The first problem was to learn how to manipulate audio data and build models to classify sounds. We found a great competition called the Urban Sound at https://datahack.analyticsvidhya.com/contest/practice-problem-urban-sound-classification/. The problem is to classify 10 different urban sounds like children playing, street music, a car engine, etc. We did a lot of research to understand how to solve the problem and how a lot of people have tackled the problem. We focused on two approaches. The first approach was to extract numerical features from the audio clips using the librosa library from python and using those features to train a neural network model (NN) and the second approach was to convert the audio clips to pictures and use those images to train a convolutional neural network model (CNN).
We got good results with the NN (93% on test data) and with the CNN (92% on test data). We combined those two models together in a voting classifier by joining the probability of the predictions and got a 95% accuracy when using the NN and CNN together.
Now we could go forward and use what we learned to tackle the person and gender classifier problem.
We used an NN model for predicting a classification among 115 speakers and got 99.8% accuracy. We did not do the CNN for this because of the high accuracy (almost perfect) of our NN model.

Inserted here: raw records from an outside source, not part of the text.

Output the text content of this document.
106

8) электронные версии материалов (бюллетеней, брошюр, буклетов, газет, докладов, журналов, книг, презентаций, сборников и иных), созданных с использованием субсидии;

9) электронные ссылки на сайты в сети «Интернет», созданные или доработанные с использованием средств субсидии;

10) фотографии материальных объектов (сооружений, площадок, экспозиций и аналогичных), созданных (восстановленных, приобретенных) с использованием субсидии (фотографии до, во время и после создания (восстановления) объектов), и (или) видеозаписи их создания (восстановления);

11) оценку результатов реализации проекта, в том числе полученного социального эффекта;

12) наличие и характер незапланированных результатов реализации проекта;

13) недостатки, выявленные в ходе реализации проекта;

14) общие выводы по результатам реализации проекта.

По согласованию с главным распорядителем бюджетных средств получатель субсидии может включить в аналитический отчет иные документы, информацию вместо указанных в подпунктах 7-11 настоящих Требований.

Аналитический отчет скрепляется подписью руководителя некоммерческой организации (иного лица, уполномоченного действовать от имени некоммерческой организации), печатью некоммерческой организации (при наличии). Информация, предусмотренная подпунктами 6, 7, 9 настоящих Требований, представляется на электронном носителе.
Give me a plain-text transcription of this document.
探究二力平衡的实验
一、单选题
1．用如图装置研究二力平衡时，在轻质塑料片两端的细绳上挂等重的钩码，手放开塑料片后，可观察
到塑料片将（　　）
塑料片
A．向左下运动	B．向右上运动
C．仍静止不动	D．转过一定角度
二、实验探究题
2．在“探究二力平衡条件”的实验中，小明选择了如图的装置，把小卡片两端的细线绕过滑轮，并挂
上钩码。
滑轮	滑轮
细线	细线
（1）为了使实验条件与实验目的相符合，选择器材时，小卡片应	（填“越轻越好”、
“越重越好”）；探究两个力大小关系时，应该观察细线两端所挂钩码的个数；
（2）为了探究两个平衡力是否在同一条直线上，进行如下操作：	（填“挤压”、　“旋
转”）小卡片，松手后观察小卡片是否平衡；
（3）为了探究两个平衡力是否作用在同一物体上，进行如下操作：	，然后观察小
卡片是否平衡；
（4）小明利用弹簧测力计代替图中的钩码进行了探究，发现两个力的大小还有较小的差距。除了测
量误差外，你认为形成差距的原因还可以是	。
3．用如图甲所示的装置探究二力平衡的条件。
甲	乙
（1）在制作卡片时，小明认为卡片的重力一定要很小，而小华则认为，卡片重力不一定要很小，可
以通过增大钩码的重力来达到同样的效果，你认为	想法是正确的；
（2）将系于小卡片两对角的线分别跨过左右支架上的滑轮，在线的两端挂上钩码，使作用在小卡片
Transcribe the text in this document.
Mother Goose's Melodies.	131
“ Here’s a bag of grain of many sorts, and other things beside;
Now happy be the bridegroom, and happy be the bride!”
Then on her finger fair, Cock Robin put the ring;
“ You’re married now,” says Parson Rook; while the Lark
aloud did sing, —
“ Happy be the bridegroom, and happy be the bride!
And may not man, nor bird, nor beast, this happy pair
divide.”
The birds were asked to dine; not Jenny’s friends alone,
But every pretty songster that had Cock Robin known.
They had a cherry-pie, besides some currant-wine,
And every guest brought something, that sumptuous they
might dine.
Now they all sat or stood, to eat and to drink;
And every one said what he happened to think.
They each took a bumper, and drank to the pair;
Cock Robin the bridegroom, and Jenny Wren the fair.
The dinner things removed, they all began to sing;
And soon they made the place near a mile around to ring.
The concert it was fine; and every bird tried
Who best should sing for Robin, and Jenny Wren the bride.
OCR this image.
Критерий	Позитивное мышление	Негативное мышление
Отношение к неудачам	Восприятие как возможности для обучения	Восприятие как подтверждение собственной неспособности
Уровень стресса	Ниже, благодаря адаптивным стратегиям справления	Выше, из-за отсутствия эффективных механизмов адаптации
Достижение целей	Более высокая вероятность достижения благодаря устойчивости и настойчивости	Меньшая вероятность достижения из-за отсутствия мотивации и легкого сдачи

We used an NN model for predicting gender and got 99.8% accuracy when classifying the gender of speakers that the model had listened to before. We got new data from speakers that the model had never heard before and got a 95% accuracy.
We got the link for the data from the competition website. They are in a google drive at: https://drive.google.com/drive/folders/0By0bAi7hOBAFUHVXd1JCN3MwTEU. We only used the train data since we wanted to test on label data to see how good our model was. The test data is only for predictions for the competition.
The data contains 5435 labeled sounds from 10 different classes. The classes are siren, street music, drilling, engine idling, air conditioner, car horn, dog bark, drilling, gun shot and jackhammer. Most classes are balanced but there are two that have low representation. Most represent 11% of the data but one only represents 5% and one only 4%. We did not balanced classes because we took it as a good challenge to build a good model with somewhat unbalanced classes.
Librosa is a fantastic library for python to use with audio files and it is what most people used in the audio classification problems. We used the librosa library to extract features. After doing some research, we found some features from the librosa information page at: https://librosa.github.io/librosa/0.6.0/feature.html.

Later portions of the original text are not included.